The other day, I was thinking back to the year 2000 and the website, Hot-or-Not. If you are not familiar with this website, the concept was simple: men and women uploaded their photos and then you rated their attractiveness on a scale from 1-to-10 (10 being the most attractive). As trivial as this may sound, rating on a scale from 1-to-10 actually stressed me out. Thirteen years later, the same thing holds true. I don't like scales from 1-to-10; and, I think the reason for this is that selecting an appropriate rating poses a serious user experience (UX) problem.
On A Scale From 1 To 10
In a complete vacuum, if looked at a scale from 1-to-10 where 1 is the least attractive and 10 is the most attractive, what would a 5 indicate? Logically speaking, a 5 is in the middle - it is neither attractive nor is it unattractive. So, if you rated someone a 5, logically speaking, they should neither feel (too) insulted nor (too) complimented.
The problem with this Spock-like analysis is that we don't live in a vacuum. In fact, most of us have at least 12 years of deeply influential experience under our belt. Namely school and scholastic testing. In school, tests were typically graded on a scale from 1 to 100, which can be easily mapped to a scale of 1 to 10 in the mind. And, what did school teach us about this scale:
- 1 - Fail
- 2 - Fail
- 3 - Fail
- 4 - Fail
- 5 - Fail
- 6 - Basically Fail
- 7 - Passing
- 8 - Good
- 9 - Great
- 10 - Excellent
Now, in this context, we have an extremely different picture. 5 is no longer indifferent; 5 is decidedly bad - very bad. And, so is 6 for that matter. Maybe when you get to 7 you can start to feel good; but, really, you should be aiming for an 8 or above.
My point here is not that test-taking is bad; my point is that rating things on a scale of arbitrary size is a shockingly complex user experience. Not only does it require a rich and consistent mental model, but it has no way of taking personal experience into account.
A better user experience (UX) would be to get a user to select an action that he or she would theoretically take. Different users will have different motivations; but at least with a selected action, we add a meaningful abstraction layer between analysis and outcome.
The Likert Scale - How Strongly Do You Agree?
The Likert scale is the most widely used approach to scaling responses in user surveys. The Likert scale starts to move in the right direction in that it is geared more towards Action rather than arbitrary scale. The problem with Likert, however, is that it pairs a set of nuanced choices with a non-nuanced statement.
A typical Likert scale question will pose a statement and then ask you how strongly you agree or disagree with said statement. So, for example, after staying at a Hotel, you may be presented with the following survey question:
I would recommend this hotel to my friends and family:
- Strongly Agree
- Strongly Disagree
This approach is almost good because it poses the question in terms of an action: recommending the hotel. The downfall here is that the user's relationship to said action is inappropriately nuanced. Actions are not nuanced; they are black and white. As Yoda once said, "Do. Or do not. There is no try."
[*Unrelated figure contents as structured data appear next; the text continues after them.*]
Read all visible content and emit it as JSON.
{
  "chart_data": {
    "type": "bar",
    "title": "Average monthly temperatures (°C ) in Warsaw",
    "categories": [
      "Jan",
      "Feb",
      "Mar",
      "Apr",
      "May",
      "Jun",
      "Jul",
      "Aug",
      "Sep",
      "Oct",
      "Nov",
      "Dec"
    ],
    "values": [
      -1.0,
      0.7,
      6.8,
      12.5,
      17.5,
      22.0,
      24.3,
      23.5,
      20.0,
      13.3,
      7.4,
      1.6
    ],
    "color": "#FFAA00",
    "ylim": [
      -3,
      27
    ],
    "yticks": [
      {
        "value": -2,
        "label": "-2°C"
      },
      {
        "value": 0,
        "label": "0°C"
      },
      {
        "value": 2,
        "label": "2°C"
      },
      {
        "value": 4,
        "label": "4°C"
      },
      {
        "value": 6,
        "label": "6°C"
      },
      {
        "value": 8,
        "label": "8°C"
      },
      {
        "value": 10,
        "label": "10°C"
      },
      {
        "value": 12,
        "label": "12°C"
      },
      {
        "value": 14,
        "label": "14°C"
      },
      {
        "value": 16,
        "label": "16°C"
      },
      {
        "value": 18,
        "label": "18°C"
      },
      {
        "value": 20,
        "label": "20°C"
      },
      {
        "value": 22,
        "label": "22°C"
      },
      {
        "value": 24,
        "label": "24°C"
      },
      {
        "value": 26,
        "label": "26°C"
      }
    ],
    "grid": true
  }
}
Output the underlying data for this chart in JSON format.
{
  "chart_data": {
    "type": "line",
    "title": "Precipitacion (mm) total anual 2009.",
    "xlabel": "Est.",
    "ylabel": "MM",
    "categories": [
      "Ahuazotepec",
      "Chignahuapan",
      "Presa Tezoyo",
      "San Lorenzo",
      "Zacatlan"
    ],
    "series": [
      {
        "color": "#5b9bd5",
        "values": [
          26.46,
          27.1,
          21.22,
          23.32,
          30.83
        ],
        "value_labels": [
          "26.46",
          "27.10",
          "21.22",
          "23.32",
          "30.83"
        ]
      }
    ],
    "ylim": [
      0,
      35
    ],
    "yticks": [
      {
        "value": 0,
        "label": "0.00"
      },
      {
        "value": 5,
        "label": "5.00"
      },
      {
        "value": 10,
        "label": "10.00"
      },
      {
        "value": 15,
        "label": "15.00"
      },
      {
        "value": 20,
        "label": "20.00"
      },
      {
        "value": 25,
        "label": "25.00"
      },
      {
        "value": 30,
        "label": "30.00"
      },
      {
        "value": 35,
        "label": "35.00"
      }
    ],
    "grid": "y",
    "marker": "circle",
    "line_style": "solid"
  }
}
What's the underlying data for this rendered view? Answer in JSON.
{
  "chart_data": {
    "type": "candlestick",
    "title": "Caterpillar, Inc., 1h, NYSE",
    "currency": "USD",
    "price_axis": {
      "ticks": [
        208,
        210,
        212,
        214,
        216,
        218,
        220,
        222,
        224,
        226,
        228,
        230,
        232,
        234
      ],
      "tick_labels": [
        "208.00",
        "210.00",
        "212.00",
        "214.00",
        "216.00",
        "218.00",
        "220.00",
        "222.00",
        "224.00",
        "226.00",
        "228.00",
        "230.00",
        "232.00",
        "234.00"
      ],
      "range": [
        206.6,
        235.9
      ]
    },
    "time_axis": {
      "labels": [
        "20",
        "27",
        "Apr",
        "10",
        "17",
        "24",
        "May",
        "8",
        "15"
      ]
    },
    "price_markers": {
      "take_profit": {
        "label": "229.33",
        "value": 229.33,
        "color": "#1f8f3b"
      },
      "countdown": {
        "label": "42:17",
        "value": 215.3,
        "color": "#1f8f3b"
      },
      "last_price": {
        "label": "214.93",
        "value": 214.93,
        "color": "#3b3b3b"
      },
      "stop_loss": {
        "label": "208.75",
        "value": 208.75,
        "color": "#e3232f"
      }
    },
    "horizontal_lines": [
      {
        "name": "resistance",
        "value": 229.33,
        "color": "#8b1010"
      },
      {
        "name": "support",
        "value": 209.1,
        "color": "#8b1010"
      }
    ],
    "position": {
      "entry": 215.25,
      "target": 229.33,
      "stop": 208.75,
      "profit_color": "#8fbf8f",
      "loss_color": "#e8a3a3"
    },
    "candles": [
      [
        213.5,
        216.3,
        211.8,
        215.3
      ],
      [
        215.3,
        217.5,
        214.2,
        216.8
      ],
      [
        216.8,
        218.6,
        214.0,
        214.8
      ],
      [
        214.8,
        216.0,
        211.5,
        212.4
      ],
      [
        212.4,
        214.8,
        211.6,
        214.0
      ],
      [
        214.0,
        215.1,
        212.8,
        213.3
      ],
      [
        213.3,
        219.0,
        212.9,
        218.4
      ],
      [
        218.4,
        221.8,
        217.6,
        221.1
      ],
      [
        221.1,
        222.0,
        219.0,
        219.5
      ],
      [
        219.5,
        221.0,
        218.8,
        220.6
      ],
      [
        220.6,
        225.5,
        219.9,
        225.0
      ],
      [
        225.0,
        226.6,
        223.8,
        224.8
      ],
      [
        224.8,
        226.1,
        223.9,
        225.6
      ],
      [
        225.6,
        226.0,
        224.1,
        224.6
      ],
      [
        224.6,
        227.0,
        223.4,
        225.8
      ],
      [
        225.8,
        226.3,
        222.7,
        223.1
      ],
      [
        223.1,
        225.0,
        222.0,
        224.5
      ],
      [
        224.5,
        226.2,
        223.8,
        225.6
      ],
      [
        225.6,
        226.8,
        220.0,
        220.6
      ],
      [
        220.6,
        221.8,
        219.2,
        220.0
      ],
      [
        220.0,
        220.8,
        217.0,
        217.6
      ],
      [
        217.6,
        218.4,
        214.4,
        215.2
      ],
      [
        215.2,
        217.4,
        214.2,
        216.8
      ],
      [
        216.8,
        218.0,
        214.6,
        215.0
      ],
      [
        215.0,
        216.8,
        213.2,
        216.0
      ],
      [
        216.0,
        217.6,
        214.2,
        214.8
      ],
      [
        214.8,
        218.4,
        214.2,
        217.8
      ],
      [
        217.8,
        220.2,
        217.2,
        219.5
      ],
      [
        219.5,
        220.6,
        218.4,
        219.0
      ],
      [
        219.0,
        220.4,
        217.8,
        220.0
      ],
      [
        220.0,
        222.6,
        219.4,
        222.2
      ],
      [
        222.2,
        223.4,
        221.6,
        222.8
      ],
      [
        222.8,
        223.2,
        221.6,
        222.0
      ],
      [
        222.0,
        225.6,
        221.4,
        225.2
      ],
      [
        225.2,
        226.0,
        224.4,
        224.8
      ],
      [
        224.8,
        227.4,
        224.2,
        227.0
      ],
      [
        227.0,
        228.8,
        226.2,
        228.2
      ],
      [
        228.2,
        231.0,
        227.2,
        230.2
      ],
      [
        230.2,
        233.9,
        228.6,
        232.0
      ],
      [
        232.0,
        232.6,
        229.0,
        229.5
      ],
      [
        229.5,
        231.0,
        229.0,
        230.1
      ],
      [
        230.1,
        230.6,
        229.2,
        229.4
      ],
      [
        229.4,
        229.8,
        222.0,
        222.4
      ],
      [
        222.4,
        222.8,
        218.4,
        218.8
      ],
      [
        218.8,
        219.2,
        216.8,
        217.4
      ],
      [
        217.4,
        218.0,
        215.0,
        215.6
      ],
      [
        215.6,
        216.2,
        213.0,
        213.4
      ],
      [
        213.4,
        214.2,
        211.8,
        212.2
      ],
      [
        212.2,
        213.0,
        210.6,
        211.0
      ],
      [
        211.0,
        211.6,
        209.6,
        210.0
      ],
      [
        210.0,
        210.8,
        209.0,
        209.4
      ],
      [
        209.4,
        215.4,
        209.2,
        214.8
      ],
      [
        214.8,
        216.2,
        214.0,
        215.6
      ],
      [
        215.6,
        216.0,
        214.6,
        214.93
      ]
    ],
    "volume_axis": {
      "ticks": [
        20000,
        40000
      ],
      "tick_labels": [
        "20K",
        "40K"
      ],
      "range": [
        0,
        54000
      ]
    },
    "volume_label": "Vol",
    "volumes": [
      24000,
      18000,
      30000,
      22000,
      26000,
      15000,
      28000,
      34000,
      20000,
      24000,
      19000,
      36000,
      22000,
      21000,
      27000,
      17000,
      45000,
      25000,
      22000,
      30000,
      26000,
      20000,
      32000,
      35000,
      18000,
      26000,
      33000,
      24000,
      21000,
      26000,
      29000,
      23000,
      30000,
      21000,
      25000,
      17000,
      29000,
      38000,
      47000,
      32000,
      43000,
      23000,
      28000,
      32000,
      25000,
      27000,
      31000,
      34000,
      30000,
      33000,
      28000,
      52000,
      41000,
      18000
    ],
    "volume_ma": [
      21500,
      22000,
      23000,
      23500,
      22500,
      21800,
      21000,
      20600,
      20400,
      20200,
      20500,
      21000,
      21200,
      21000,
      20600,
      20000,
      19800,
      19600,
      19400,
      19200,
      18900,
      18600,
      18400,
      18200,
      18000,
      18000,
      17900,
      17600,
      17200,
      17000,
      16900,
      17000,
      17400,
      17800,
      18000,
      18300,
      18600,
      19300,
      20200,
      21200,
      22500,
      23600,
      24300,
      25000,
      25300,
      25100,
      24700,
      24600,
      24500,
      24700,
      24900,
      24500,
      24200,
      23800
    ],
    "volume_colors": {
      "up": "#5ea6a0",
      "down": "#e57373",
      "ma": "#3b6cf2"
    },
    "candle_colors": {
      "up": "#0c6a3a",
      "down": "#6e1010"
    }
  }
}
Decision making is definitely nuanced. Decision making is very complex. Decision making calls on personal history, culture, knowledge, self-esteem, analysis, context, pros, cons, etc.. But, once you make a decision, the outcome is simple - yes or no; agree or disagree.
Trying to merge these two different gestures into a single question forces the user to start performing overly-complex mental gymnastics. For example, I recently stayed at the Radisson Blu hotel at this year's cf.Objective conference out in Minnesota.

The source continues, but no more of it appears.